A Doença de Chagas, causada pelo Trypanossoma cruzi (T.cruzi), é transmitida pelo inseto da subfamília Triatominae, conhecido como barbeiro, e se constitui como uma grande dificuldade de saúde pública do Brasil em diferentes campos regionais. Nos Hemocentros, na década de 50, foi constatado, com o processo migratório campo-cidade, um alto predomínio de indivíduos chagásicos; ao longo da década, nos países endêmicos, a transfusão passou a ser a principal preocupação de contaminação dos indivíduos. Diante desse contexto, faz-se visível a importância de estudos acerca dos candidatos sorológicos positivos para DC, traçando o perfil epidemiológico e auxiliando no processo de triagem em bancos de sangue.

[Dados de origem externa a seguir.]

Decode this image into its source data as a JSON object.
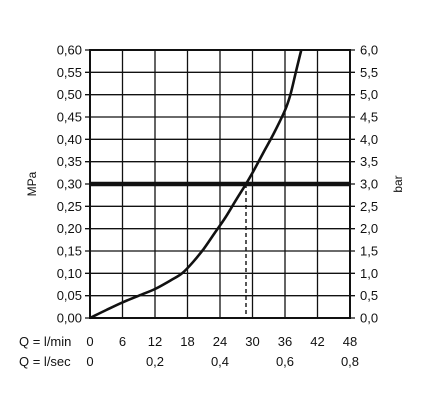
{
  "chart_data": {
    "type": "line",
    "title": "",
    "ylabel_left": "MPa",
    "ylabel_right": "bar",
    "y_left_ticks": [
      "0,00",
      "0,05",
      "0,10",
      "0,15",
      "0,20",
      "0,25",
      "0,30",
      "0,35",
      "0,40",
      "0,45",
      "0,50",
      "0,55",
      "0,60"
    ],
    "y_right_ticks": [
      "0,0",
      "0,5",
      "1,0",
      "1,5",
      "2,0",
      "2,5",
      "3,0",
      "3,5",
      "4,0",
      "4,5",
      "5,0",
      "5,5",
      "6,0"
    ],
    "ylim": [
      0,
      0.6
    ],
    "x_axes": [
      {
        "label": "Q = l/min",
        "ticks": [
          "0",
          "6",
          "12",
          "18",
          "24",
          "30",
          "36",
          "42",
          "48"
        ],
        "values": [
          0,
          6,
          12,
          18,
          24,
          30,
          36,
          42,
          48
        ]
      },
      {
        "label": "Q = l/sec",
        "ticks": [
          "0",
          "0,2",
          "0,4",
          "0,6",
          "0,8"
        ],
        "values": [
          0,
          0.2,
          0.4,
          0.6,
          0.8
        ]
      }
    ],
    "xlim": [
      0,
      48
    ],
    "grid": true,
    "series": [
      {
        "x": [
          0,
          3,
          6,
          9,
          12,
          15,
          17,
          19,
          21,
          23,
          25,
          27,
          28.8,
          30,
          32,
          34,
          36,
          37,
          38,
          39
        ],
        "y": [
          0.0,
          0.018,
          0.035,
          0.05,
          0.065,
          0.085,
          0.1,
          0.125,
          0.155,
          0.19,
          0.225,
          0.265,
          0.3,
          0.325,
          0.37,
          0.415,
          0.465,
          0.5,
          0.55,
          0.6
        ]
      }
    ],
    "reference_line": {
      "y": 0.3,
      "x_intersect": 28.8
    }
  }
}
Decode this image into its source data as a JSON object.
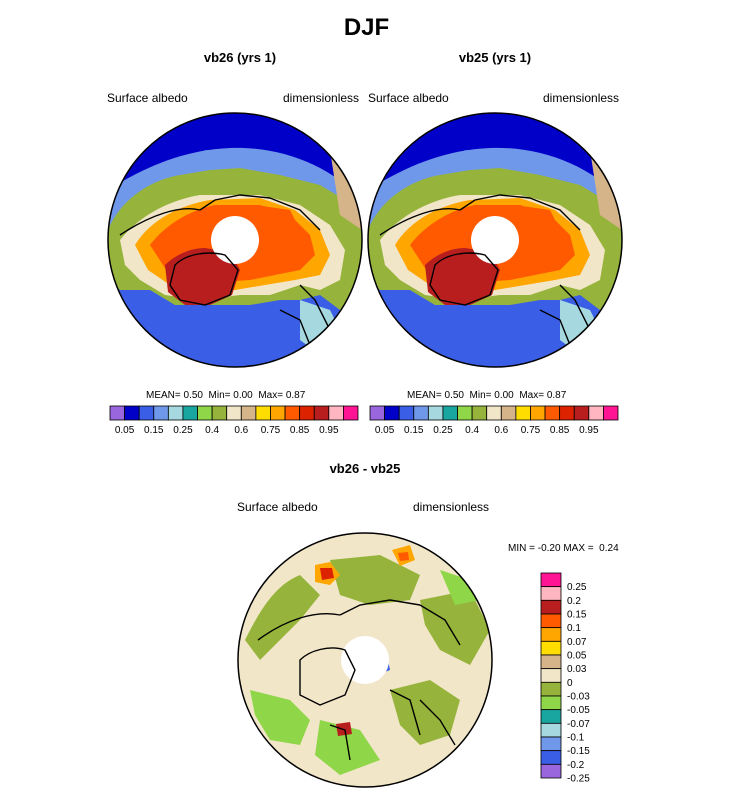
{
  "figure": {
    "title": "DJF"
  },
  "panels": [
    {
      "title": "vb26 (yrs 1)",
      "variable": "Surface albedo",
      "units": "dimensionless",
      "stats": {
        "mean_label": "MEAN=",
        "mean": "0.50",
        "min_label": "Min=",
        "min": "0.00",
        "max_label": "Max=",
        "max": "0.87"
      }
    },
    {
      "title": "vb25 (yrs 1)",
      "variable": "Surface albedo",
      "units": "dimensionless",
      "stats": {
        "mean_label": "MEAN=",
        "mean": "0.50",
        "min_label": "Min=",
        "min": "0.00",
        "max_label": "Max=",
        "max": "0.87"
      }
    },
    {
      "title": "vb26 - vb25",
      "variable": "Surface albedo",
      "units": "dimensionless",
      "stats": {
        "min_label": "MIN =",
        "min": "-0.20",
        "max_label": "MAX =",
        "max": "0.24"
      }
    }
  ],
  "chart_data": [
    {
      "type": "heatmap",
      "projection": "north-polar-stereographic",
      "title": "vb26 (yrs 1)",
      "variable": "Surface albedo",
      "units": "dimensionless",
      "mean": 0.5,
      "min": 0.0,
      "max": 0.87,
      "colorbar": {
        "orientation": "horizontal",
        "colors": [
          "#9966dd",
          "#0000c8",
          "#3a5fe6",
          "#6f97ea",
          "#a6d8e0",
          "#1aa6a0",
          "#8fd648",
          "#96b43c",
          "#f2e6c8",
          "#d6b48a",
          "#ffdd00",
          "#ffa600",
          "#ff5a00",
          "#dd2200",
          "#b81e1e",
          "#ffb6c1",
          "#ff1493"
        ],
        "levels": [
          0.05,
          0.1,
          0.15,
          0.2,
          0.25,
          0.3,
          0.4,
          0.5,
          0.6,
          0.7,
          0.75,
          0.8,
          0.85,
          0.9,
          0.95
        ],
        "tick_labels": [
          "0.05",
          "0.15",
          "0.25",
          "0.4",
          "0.6",
          "0.75",
          "0.85",
          "0.95"
        ]
      }
    },
    {
      "type": "heatmap",
      "projection": "north-polar-stereographic",
      "title": "vb25 (yrs 1)",
      "variable": "Surface albedo",
      "units": "dimensionless",
      "mean": 0.5,
      "min": 0.0,
      "max": 0.87,
      "colorbar": {
        "orientation": "horizontal",
        "colors": [
          "#9966dd",
          "#0000c8",
          "#3a5fe6",
          "#6f97ea",
          "#a6d8e0",
          "#1aa6a0",
          "#8fd648",
          "#96b43c",
          "#f2e6c8",
          "#d6b48a",
          "#ffdd00",
          "#ffa600",
          "#ff5a00",
          "#dd2200",
          "#b81e1e",
          "#ffb6c1",
          "#ff1493"
        ],
        "levels": [
          0.05,
          0.1,
          0.15,
          0.2,
          0.25,
          0.3,
          0.4,
          0.5,
          0.6,
          0.7,
          0.75,
          0.8,
          0.85,
          0.9,
          0.95
        ],
        "tick_labels": [
          "0.05",
          "0.15",
          "0.25",
          "0.4",
          "0.6",
          "0.75",
          "0.85",
          "0.95"
        ]
      }
    },
    {
      "type": "heatmap",
      "projection": "north-polar-stereographic",
      "title": "vb26 - vb25",
      "variable": "Surface albedo",
      "units": "dimensionless",
      "min": -0.2,
      "max": 0.24,
      "colorbar": {
        "orientation": "vertical",
        "colors_top_to_bottom": [
          "#ff1493",
          "#ffb6c1",
          "#b81e1e",
          "#ff5a00",
          "#ffa600",
          "#ffdd00",
          "#d6b48a",
          "#f2e6c8",
          "#96b43c",
          "#8fd648",
          "#1aa6a0",
          "#a6d8e0",
          "#6f97ea",
          "#3a5fe6",
          "#9966dd"
        ],
        "tick_labels_top_to_bottom": [
          "0.25",
          "0.2",
          "0.15",
          "0.1",
          "0.07",
          "0.05",
          "0.03",
          "0",
          "-0.03",
          "-0.05",
          "-0.07",
          "-0.1",
          "-0.15",
          "-0.2",
          "-0.25"
        ]
      }
    }
  ]
}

O presente trabalho teve como objetivo analisar o perfil epidemiológico dos candidatos soropositivos para Doença de Chagas. Trata-se de uma análise retrospectiva de 77.791 indivíduos candidatos à doação de sangue que foram atendidos pelo Hemose, no período de 2015 a 2017. Para tanto, foram utilizados os testes Qui-quadrado de Pearson e U-Mann Whitney de amostras independentes, com um intervalo de confiança de 95%. A taxa de infecção foi de 0,1% (68 infectados), sendo que a maioria (66,2%) reside no interior de Sergipe; houve predomínio da doença no sexo masculino (45,5%), no ano de 2017, apresentando-se na faixa etária entre 25 e 50 anos, e o nível educacional em que prevaleceu foi o 2º Grau Completo (31,8%). No presente estudo, foi constatado um alto índice de infecção no interior do Estado, confirmando a presença de infecção na população.


Keywords


Doença de Chagas, Bancos de Sangue, Estudos Soroepidemiológicos.